The SKILL.md follows the open [agentskills.io](https://agentskills.io) standard, so the same file works in Claude Code and Kiro.

**Stable JSON schema.** Downstream consumers can validate `recon <domain> --json` output against [`docs/recon-schema.json`](docs/recon-schema.json) ([raw URL](https://raw.githubusercontent.com/blisspixel/recon/main/docs/recon-schema.json)). The schema is the v1.0 stability contract documented in [`docs/schema.md`](docs/schema.md); drift between schema and emitter is caught by `tests/test_json_schema_file.py`.

## Limitations

- **Coverage depends on public DNS.** Organizations behind heavy proxies, with minimal DNS records, or that don't publish SaaS verification tokens will return sparse results. This is fundamental to passive-only collection. When sources transiently fail, the CLI tells you which one and why so you can retry or accept the partial answer.
- **Internal workloads are structurally invisible.** Server-side API consumption (an org running internal Google Cloud ML, internal AWS data pipelines, internal Snowflake warehouses without public verification tokens, and so on) leaves no trace in public DNS, CT logs, or unauthenticated identity-discovery endpoints. recon cannot tell you what runs internally; it can only tell you what the org publishes externally. The CLI panel calls this out explicitly: the "Cloud" line surfaces what is observable, and on sparse-but-multi-domain apexes a one-line "Passive-DNS ceiling" footer notes that internal workloads and SaaS without DNS verification do not appear in public DNS records (v1.9.9+). A "Multi-cloud" indicator (v1.9.9+) collapses sibling slugs (Route 53 + CloudFront = one AWS) when the public footprint touches more than one cloud vendor.
- **Heuristic, not ground truth.** The fingerprint database and signal rules are rule-based and solo-maintained.
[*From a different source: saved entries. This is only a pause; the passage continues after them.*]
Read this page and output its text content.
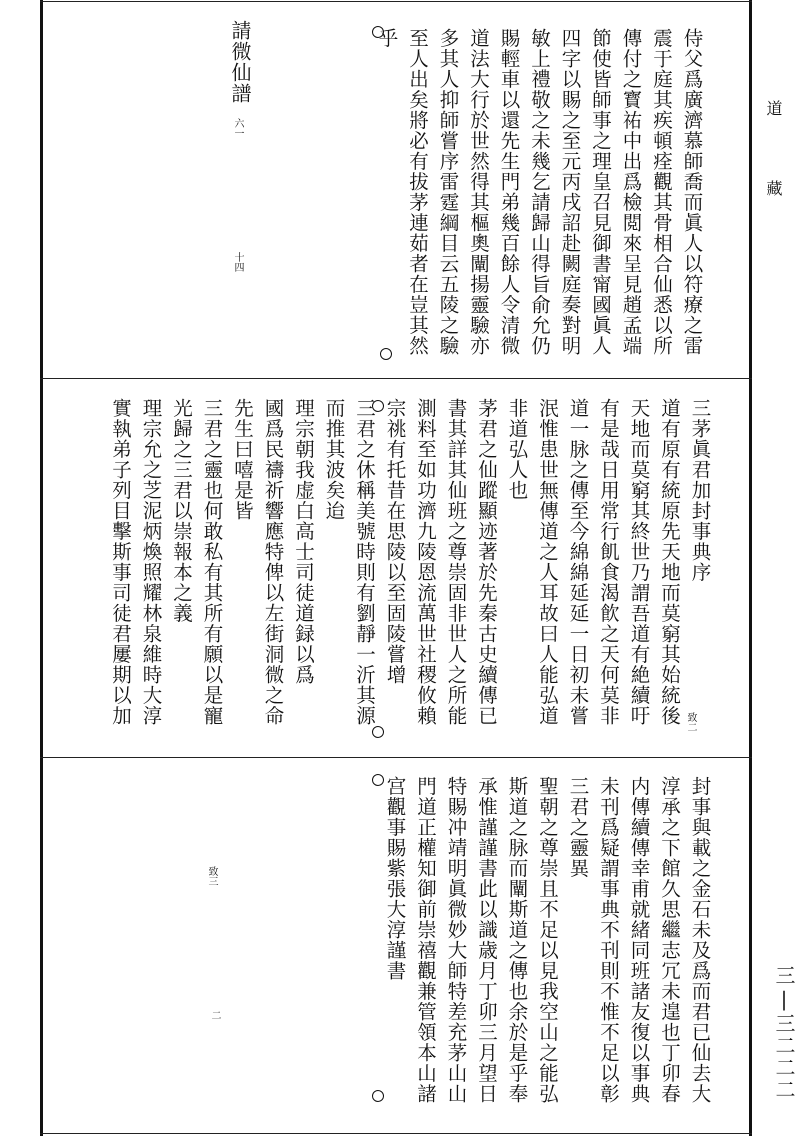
道
藏
三|三二二二
侍父爲廣濟慕師喬而眞人以符療之雷
震于庭其疾頓痊觀其骨相合仙悉以所
傳付之寳祐中出爲檢閲來呈見趙孟端
節使皆師事之理皇召見御書甯國眞人
四字以賜之至元丙戌詔赴闕庭奏對明
敏上禮敬之未幾乞請歸山得旨俞允仍
賜輕車以還先生門弟幾百餘人令清微
道法大行於世然得其樞奧闡揚靈驗亦
多其人抑師嘗序雷霆綱目云五陵之驗
至人出矣將必有拔茅連茹者在豈其然
乎
請微仙譜
六一
十四
三茅眞君加封事典序
道有原有統原先天地而莫窮其始統後
天地而莫窮其終世乃謂吾道有絶續吁
有是哉日用常行飢食渴飮之天何莫非
道一脉之傳至今綿綿延延一日初未嘗
泯惟患世無傳道之人耳故曰人能弘道
非道弘人也
茅君之仙蹤顯迹著於先秦古史續傳已
書其詳其仙班之尊崇固非世人之所能
測料至如功濟九陵恩流萬世社稷攸賴
宗祧有托昔在思陵以至固陵嘗增
三君之休稱美號時則有劉靜一沂其源
而推其波矣迨
理宗朝我虚白高士司徒道録以爲
國爲民禱祈響應特俾以左街洞微之命
先生曰嘻是皆
三君之靈也何敢私有其所有願以是寵
光歸之三君以崇報本之義
理宗允之芝泥炳煥照耀林泉維時大淳
實執弟子列目擊斯事司徒君屢期以加	致二
封事與載之金石未及爲而君已仙去大
淳承之下館久思繼志冗未遑也丁卯春
内傳續傳幸甫就緒同班諸友復以事典
未刊爲疑謂事典不刊則不惟不足以彰
三君之靈異
聖朝之尊崇且不足以見我空山之能弘
斯道之脉而闡斯道之傳也余於是乎奉
承惟謹謹書此以識歳月丁卯三月望日
特賜冲靖明眞微妙大師特差充茅山山
門道正權知御前崇禧觀兼管領本山諸
宫觀事賜紫張大淳謹書
致三
二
Confident-looking output can still be wrong. The credible interval is the load-bearing field, not the point estimate: by construction, sparse evidence on hardened targets produces a wide interval rather than a confident-looking point estimate, and the `sparse=true` flag in the JSON output is the operator-facing signal that the layer has hit the passive-observation ceiling. Every detection in the catalog carries a description and a vendor doc URL (v1.9.8+), so a finding can be re-verified against the vendor's own documentation before action. Treat results as indicators for investigation, not as definitive assessments. Don't make business decisions based solely on this output. See [docs/correlation.md](docs/correlation.md) for the calibration principles the interval satisfies and the failure-mode catalog across hardening postures.

## Development

```bash
uv sync                                # installs the dev group (pip: pip install -e . --group dev, pip 25.1+)
pytest tests/                          # full test suite
ruff check recon_tool/                 # lint
pyright recon_tool/                    # type check
pre-commit install                     # activate pre-commit hooks
```

## License

MIT — see [LICENSE](LICENSE) for details.

This tool queries only public DNS records and unauthenticated endpoints. See [docs/legal.md](docs/legal.md) for full disclaimer.